In the news today…
- S&P Global reports Longview Power LLC, the company behind one of the newest and most efficient coal-fired power plants in the U.S., is seeking investors to help make the plant part of a diversified energy complex with new solar and natural gas facilities just outside of Morgantown, W.Va.
- E&E Greenwire reports WildEarth Guardians, the Sierra Club and other organizations filed suit yesterday in the U.S. District Court for the District of Montana, accusing the Interior Department of ignoring the costs of environmental damage associated with an expansion of the Bull Mountains Mine No. 1 — even after a federal judge in 2017 ordered the agency to take a closer look at the project’s impacts.
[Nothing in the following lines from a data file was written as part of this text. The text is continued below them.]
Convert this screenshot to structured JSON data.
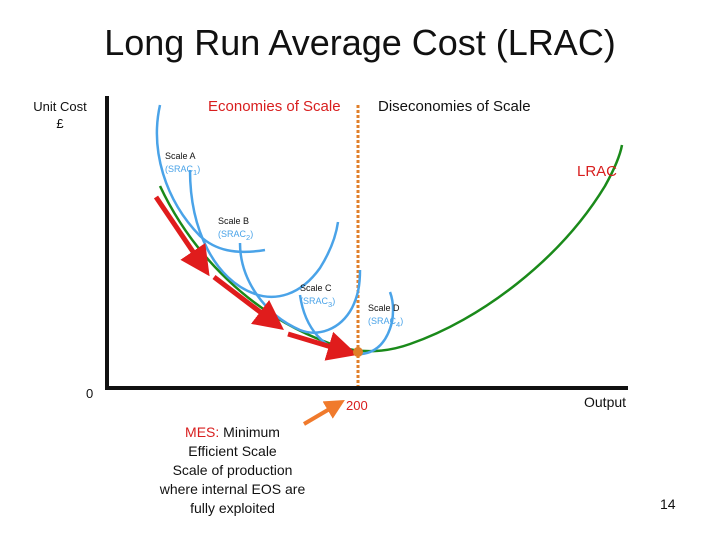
{
  "title": "Long Run Average Cost (LRAC)",
  "axes": {
    "ylabel_line1": "Unit Cost",
    "ylabel_line2": "£",
    "origin": "0",
    "xlabel": "Output"
  },
  "regions": {
    "economies": "Economies of Scale",
    "diseconomies": "Diseconomies of Scale"
  },
  "curve_label": "LRAC",
  "srac": [
    {
      "name": "Scale A",
      "sub": "1"
    },
    {
      "name": "Scale B",
      "sub": "2"
    },
    {
      "name": "Scale C",
      "sub": "3"
    },
    {
      "name": "Scale D",
      "sub": "4"
    }
  ],
  "srac_prefix": "(SRAC",
  "srac_suffix": ")",
  "mes": {
    "value": "200",
    "abbr": "MES:",
    "line1_rest": " Minimum",
    "line2": "Efficient Scale",
    "line3": "Scale of production",
    "line4": "where internal EOS are",
    "line5": "fully exploited"
  },
  "page_number": "14",
  "colors": {
    "lrac": "#1a8a1a",
    "srac": "#4aa3e8",
    "eos_arrows": "#e01c1c",
    "divider": "#e07f2a",
    "mes_arrow": "#f07a2c",
    "axis": "#111111"
  }
}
- Bloomberg reports New York’s plan to put the state’s last coal-fired power plants out of business hasn’t even been approved yet and electricity is already trading like they’re shut. While the plan wouldn’t kick in until 2021, it’s already affecting power markets and shows that these efforts may come with a cost.
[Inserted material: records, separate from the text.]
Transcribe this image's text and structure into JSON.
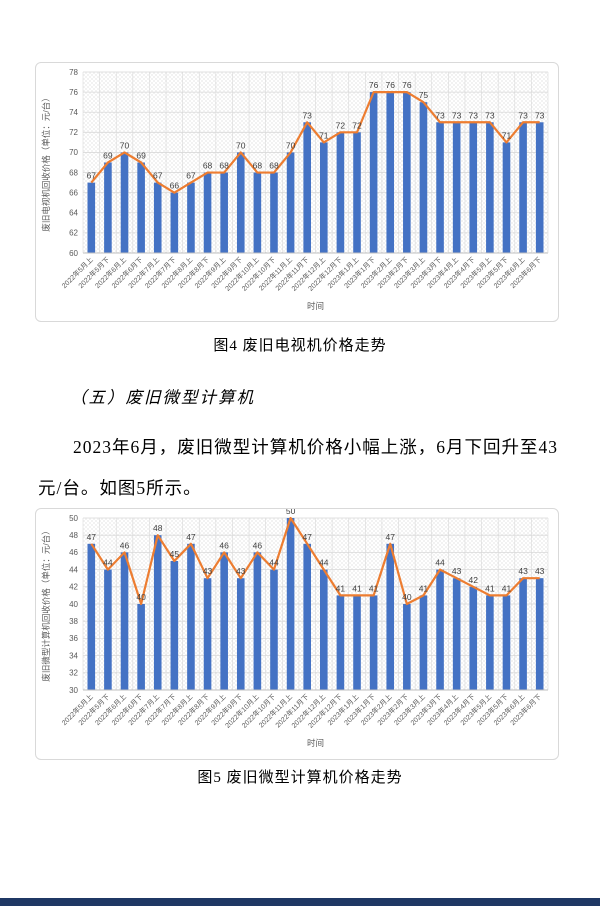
{
  "page": {
    "figure4_caption": "图4 废旧电视机价格走势",
    "section_heading": "（五）废旧微型计算机",
    "paragraph_lines": [
      "2023年6月，废旧微型计算机价格小幅上涨，6月下回升至43",
      "元/台。如图5所示。"
    ],
    "figure5_caption": "图5 废旧微型计算机价格走势"
  },
  "colors": {
    "bar": "#4472C4",
    "line": "#ED7D31",
    "grid": "#D9D9D9",
    "hatch": "#E4E4E4",
    "axis_text": "#595959",
    "label_text": "#404040",
    "axis_line": "#BFBFBF",
    "chart_border": "#D9D9D9",
    "bottom_bar": "#1F3864"
  },
  "chart_data": [
    {
      "type": "bar",
      "mark_types": [
        "bar",
        "line"
      ],
      "title": "",
      "xlabel": "时间",
      "ylabel": "废旧电视机回收价格（单位：元/台）",
      "ylim": [
        60,
        78
      ],
      "ytick_step": 2,
      "grid": true,
      "legend": "none",
      "data_labels": true,
      "categories": [
        "2022年5月上",
        "2022年5月下",
        "2022年6月上",
        "2022年6月下",
        "2022年7月上",
        "2022年7月下",
        "2022年8月上",
        "2022年8月下",
        "2022年9月上",
        "2022年9月下",
        "2022年10月上",
        "2022年10月下",
        "2022年11月上",
        "2022年11月下",
        "2022年12月上",
        "2022年12月下",
        "2023年1月上",
        "2023年1月下",
        "2023年2月上",
        "2023年2月下",
        "2023年3月上",
        "2023年3月下",
        "2023年4月上",
        "2023年4月下",
        "2023年5月上",
        "2023年5月下",
        "2023年6月上",
        "2023年6月下"
      ],
      "series": [
        {
          "name": "废旧电视机回收价格",
          "values": [
            67,
            69,
            70,
            69,
            67,
            66,
            67,
            68,
            68,
            70,
            68,
            68,
            70,
            73,
            71,
            72,
            72,
            76,
            76,
            76,
            75,
            73,
            73,
            73,
            73,
            71,
            73,
            73
          ]
        }
      ]
    },
    {
      "type": "bar",
      "mark_types": [
        "bar",
        "line"
      ],
      "title": "",
      "xlabel": "时间",
      "ylabel": "废旧微型计算机回收价格（单位：元/台）",
      "ylim": [
        30,
        50
      ],
      "ytick_step": 2,
      "grid": true,
      "legend": "none",
      "data_labels": true,
      "categories": [
        "2022年5月上",
        "2022年5月下",
        "2022年6月上",
        "2022年6月下",
        "2022年7月上",
        "2022年7月下",
        "2022年8月上",
        "2022年8月下",
        "2022年9月上",
        "2022年9月下",
        "2022年10月上",
        "2022年10月下",
        "2022年11月上",
        "2022年11月下",
        "2022年12月上",
        "2022年12月下",
        "2023年1月上",
        "2023年1月下",
        "2023年2月上",
        "2023年2月下",
        "2023年3月上",
        "2023年3月下",
        "2023年4月上",
        "2023年4月下",
        "2023年5月上",
        "2023年5月下",
        "2023年6月上",
        "2023年6月下"
      ],
      "series": [
        {
          "name": "废旧微型计算机回收价格",
          "values": [
            47,
            44,
            46,
            40,
            48,
            45,
            47,
            43,
            46,
            43,
            46,
            44,
            50,
            47,
            44,
            41,
            41,
            41,
            47,
            40,
            41,
            44,
            43,
            42,
            41,
            41,
            43,
            43
          ]
        }
      ]
    }
  ]
}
- E&E Daily reports the United Mine Workers of America did not receive federal funding this week to reimburse health care providers for treatment provided to thousands of retired workers. Now, lawmakers are scrambling to guarantee the money would be promptly dispersed.
- POLITICO Pro reports Reps. Paul Tonko and John Shimkus, the top Democrat and Republican on the House Energy and Commerce Environment Subcommittee, voiced support Thursday for holding an oversight hearing on implementation of a 2016 update to the Toxic Substances Control Act (TSCA).
- The Hill reports Rep. Jared Huffman’s (D-Calif.) is working with his colleagues to introduce a nonbinding measure to support the Paris climate agreement. If it gets a vote in the full House, it would be a rebuke to President Trump’s 2017 decision to pull out of the climate pact.
- E&E Daily reports Sen. Joe Manchin (D-W.Va.), the newest lawmaker to lead Senate Democrats on top of the Energy and Natural Resources Committee has faced criticisms from environmental groups about his strong support of coal, but his positions on the permitting and build-out of natural gas and oil pipelines may prove more consequential during the coming two years.
- E&E Energywire reports the chairwoman of the Public Utility Commission of Texas (PUC) has instructed the main grid manager to implement changes as part of a larger plan to ensure there’s enough power when demand soars this summer. The directive arrived as Texas is grappling with a plan for yet another coal plant to leave the market.